スティグマは 3 つのレベルで作用します。社会的スティグマ (社会全体の偏見)、構造的スティグマ (制度や法律に組み込まれた差別)、そして最も破壊的な自己スティグマ (当事者自身が偏見を内面化すること) です。
スティグマが回復を妨げるメカニズム
受診の遅れ
「精神科に行くのは恥ずかしい」「周囲に知られたくない」。この恐怖が、症状が軽いうちの早期受診を妨げます。日本では、うつ病の症状が出てから精神科を受診するまでに平均約 1 年かかるとされています。この遅れが、症状の重症化と回復期間の長期化を招きます。
治療の中断
「薬を飲んでいることを知られたくない」「通院していることがバレるのが怖い」。スティグマへの恐怖が、治療の継続を困難にします。抗うつ薬の服用を自己判断で中止する人の約 50% が、スティグマを理由のひとつに挙げています。 (精神疾患のスティグマに関する書籍で理解を深められます)
自己スティグマの悪循環
社会の偏見を内面化すると、「精神疾患になった自分は弱い」「自分には価値がない」という自己否定が生じます。この自己スティグマは、うつ病の症状そのものを悪化させ、回復をさらに遅らせる悪循環を生みます。
偏見を減らすために個人ができること
1. 言葉を変える
「あの人は精神病だ」ではなく「あの人は精神疾患を持っている」。人を疾患で定義するのではなく、疾患を持つ一人の人間として捉える「パーソンファースト」の言葉遣いが、偏見の軽減に寄与します。「メンヘラ」「キチガイ」といった蔑称を使わないことも重要です。
2. 自分の経験を共有する (可能であれば)
精神疾患の経験をオープンにすることは、最も強力なスティグマ軽減策のひとつです。「自分もうつ病を経験した」と語ることで、周囲の人の認識が変わり、他の当事者が「自分だけではない」と感じられます。ただし、これは安全な環境でのみ行うべきであり、無理に開示する必要はありません。
3. 正しい知識を広める
精神疾患は「気の持ちよう」で治るものではなく、脳の神経化学的な変化を伴う医学的状態です。
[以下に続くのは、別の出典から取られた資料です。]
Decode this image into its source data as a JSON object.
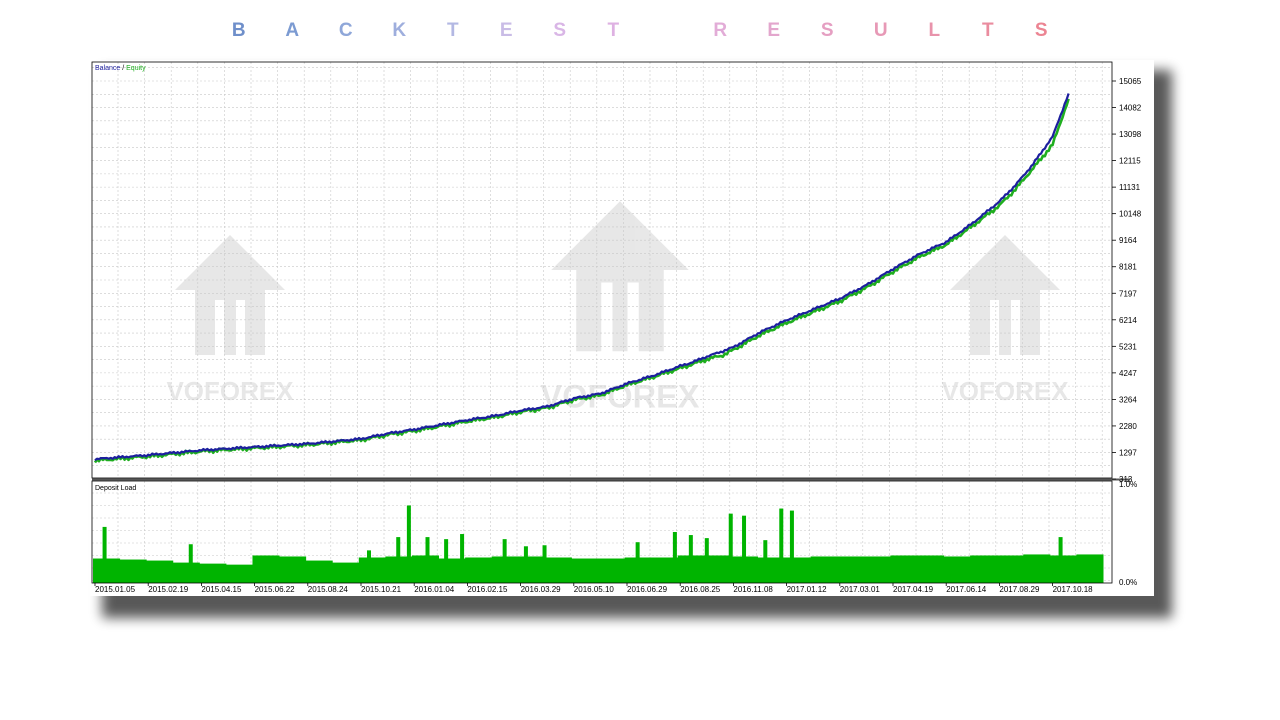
{
  "page": {
    "title_letters": [
      "B",
      "A",
      "C",
      "K",
      "T",
      "E",
      "S",
      "T",
      " ",
      "R",
      "E",
      "S",
      "U",
      "L",
      "T",
      "S"
    ],
    "title_colors": [
      "#6f8fca",
      "#7c9bd2",
      "#8fa7d9",
      "#9eaedd",
      "#b3b8e3",
      "#c9bce6",
      "#d9b6e6",
      "#deb1e2",
      "#ffffff",
      "#e2acd7",
      "#e3a6cd",
      "#e59fc2",
      "#e799b6",
      "#e893ab",
      "#ea8c9f",
      "#ec8593"
    ]
  },
  "watermark": {
    "text": "VOFOREX"
  },
  "chart_data": [
    {
      "type": "line",
      "legend": {
        "items": [
          {
            "name": "Balance",
            "color": "#1d1f9e"
          },
          {
            "name": "Equity",
            "color": "#1fae1f"
          }
        ],
        "separator": " / ",
        "placement": "top-left"
      },
      "x_ticks": [
        "2015.01.05",
        "2015.02.19",
        "2015.04.15",
        "2015.06.22",
        "2015.08.24",
        "2015.10.21",
        "2016.01.04",
        "2016.02.15",
        "2016.03.29",
        "2016.05.10",
        "2016.06.29",
        "2016.08.25",
        "2016.11.08",
        "2017.01.12",
        "2017.03.01",
        "2017.04.19",
        "2017.06.14",
        "2017.08.29",
        "2017.10.18"
      ],
      "y_ticks": [
        "313",
        "1297",
        "2280",
        "3264",
        "4247",
        "5231",
        "6214",
        "7197",
        "8181",
        "9164",
        "10148",
        "11131",
        "12115",
        "13098",
        "14082",
        "15065"
      ],
      "ylim": [
        313,
        15065
      ],
      "grid": true,
      "series": [
        {
          "name": "Balance",
          "color": "#1d1f9e",
          "x_index": [
            0,
            1,
            2,
            3,
            4,
            5,
            5.5,
            6,
            7,
            7.5,
            8,
            8.5,
            9,
            9.5,
            10,
            10.5,
            11,
            11.2,
            11.5,
            11.8,
            12,
            12.5,
            13,
            13.5,
            14,
            14.5,
            15,
            15.5,
            16,
            16.5,
            17,
            17.3,
            17.6,
            18,
            18.3
          ],
          "values": [
            1050,
            1200,
            1380,
            1500,
            1620,
            1800,
            2000,
            2150,
            2500,
            2650,
            2850,
            3000,
            3300,
            3480,
            3850,
            4150,
            4500,
            4620,
            4850,
            5050,
            5200,
            5750,
            6200,
            6600,
            7000,
            7500,
            8100,
            8650,
            9100,
            9800,
            10600,
            11200,
            11900,
            13000,
            14600
          ]
        },
        {
          "name": "Equity",
          "color": "#1fae1f",
          "x_index": [
            0,
            1,
            2,
            3,
            4,
            5,
            5.5,
            6,
            7,
            7.5,
            8,
            8.5,
            9,
            9.5,
            10,
            10.5,
            11,
            11.2,
            11.5,
            11.8,
            12,
            12.5,
            13,
            13.5,
            14,
            14.5,
            15,
            15.5,
            16,
            16.5,
            17,
            17.3,
            17.6,
            18,
            18.3
          ],
          "values": [
            1000,
            1150,
            1340,
            1460,
            1580,
            1760,
            1950,
            2100,
            2450,
            2600,
            2800,
            2950,
            3250,
            3420,
            3800,
            4100,
            4420,
            4550,
            4750,
            4900,
            5100,
            5650,
            6100,
            6500,
            6900,
            7400,
            8000,
            8550,
            9000,
            9700,
            10450,
            11050,
            11750,
            12700,
            14400
          ]
        }
      ]
    },
    {
      "type": "bar",
      "title": "Deposit Load",
      "y_ticks": [
        "0.0%",
        "1.0%"
      ],
      "ylim": [
        0,
        1.0
      ],
      "color": "#00b400",
      "baseline_level": [
        0.24,
        0.23,
        0.22,
        0.2,
        0.19,
        0.18,
        0.27,
        0.26,
        0.22,
        0.2,
        0.25,
        0.26,
        0.27,
        0.24,
        0.25,
        0.26,
        0.26,
        0.25,
        0.24,
        0.24,
        0.25,
        0.25,
        0.27,
        0.27,
        0.26,
        0.25,
        0.25,
        0.26,
        0.26,
        0.26,
        0.27,
        0.27,
        0.26,
        0.27,
        0.27,
        0.28,
        0.27,
        0.28
      ],
      "spikes": [
        {
          "x_index": 0.18,
          "level": 0.55
        },
        {
          "x_index": 1.8,
          "level": 0.38
        },
        {
          "x_index": 5.15,
          "level": 0.32
        },
        {
          "x_index": 5.7,
          "level": 0.45
        },
        {
          "x_index": 5.9,
          "level": 0.76
        },
        {
          "x_index": 6.25,
          "level": 0.45
        },
        {
          "x_index": 6.6,
          "level": 0.43
        },
        {
          "x_index": 6.9,
          "level": 0.48
        },
        {
          "x_index": 7.7,
          "level": 0.43
        },
        {
          "x_index": 8.1,
          "level": 0.36
        },
        {
          "x_index": 8.45,
          "level": 0.37
        },
        {
          "x_index": 10.2,
          "level": 0.4
        },
        {
          "x_index": 10.9,
          "level": 0.5
        },
        {
          "x_index": 11.2,
          "level": 0.47
        },
        {
          "x_index": 11.5,
          "level": 0.44
        },
        {
          "x_index": 11.95,
          "level": 0.68
        },
        {
          "x_index": 12.2,
          "level": 0.66
        },
        {
          "x_index": 12.6,
          "level": 0.42
        },
        {
          "x_index": 12.9,
          "level": 0.73
        },
        {
          "x_index": 13.1,
          "level": 0.71
        },
        {
          "x_index": 18.15,
          "level": 0.45
        }
      ]
    }
  ]
}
この基本的な事実を周囲に伝えることが、偏見の土台を崩します。「うつ病は脳のセロトニン系の機能不全であり、糖尿病がインスリンの問題であるのと同じ」という説明は、多くの人の理解を促します。 (メンタルヘルスリテラシーに関する書籍も参考になります)
4. 偏見的な発言に対して声を上げる
「精神科に行くなんて大げさ」「薬に頼るのは甘え」。こうした発言を聞いたとき、「それは偏見だと思う」と穏やかに指摘することが、社会の空気を少しずつ変えます。対決的になる必要はありませんが、沈黙は暗黙の同意と受け取られることがあります。
まとめ
精神疾患へのスティグマは、当事者の回復を妨げる最大の障壁のひとつです。言葉を変え、知識を広め、偏見に声を上げる。一人ひとりの小さな行動が、精神疾患を持つ人が安心して治療を受けられる社会をつくります。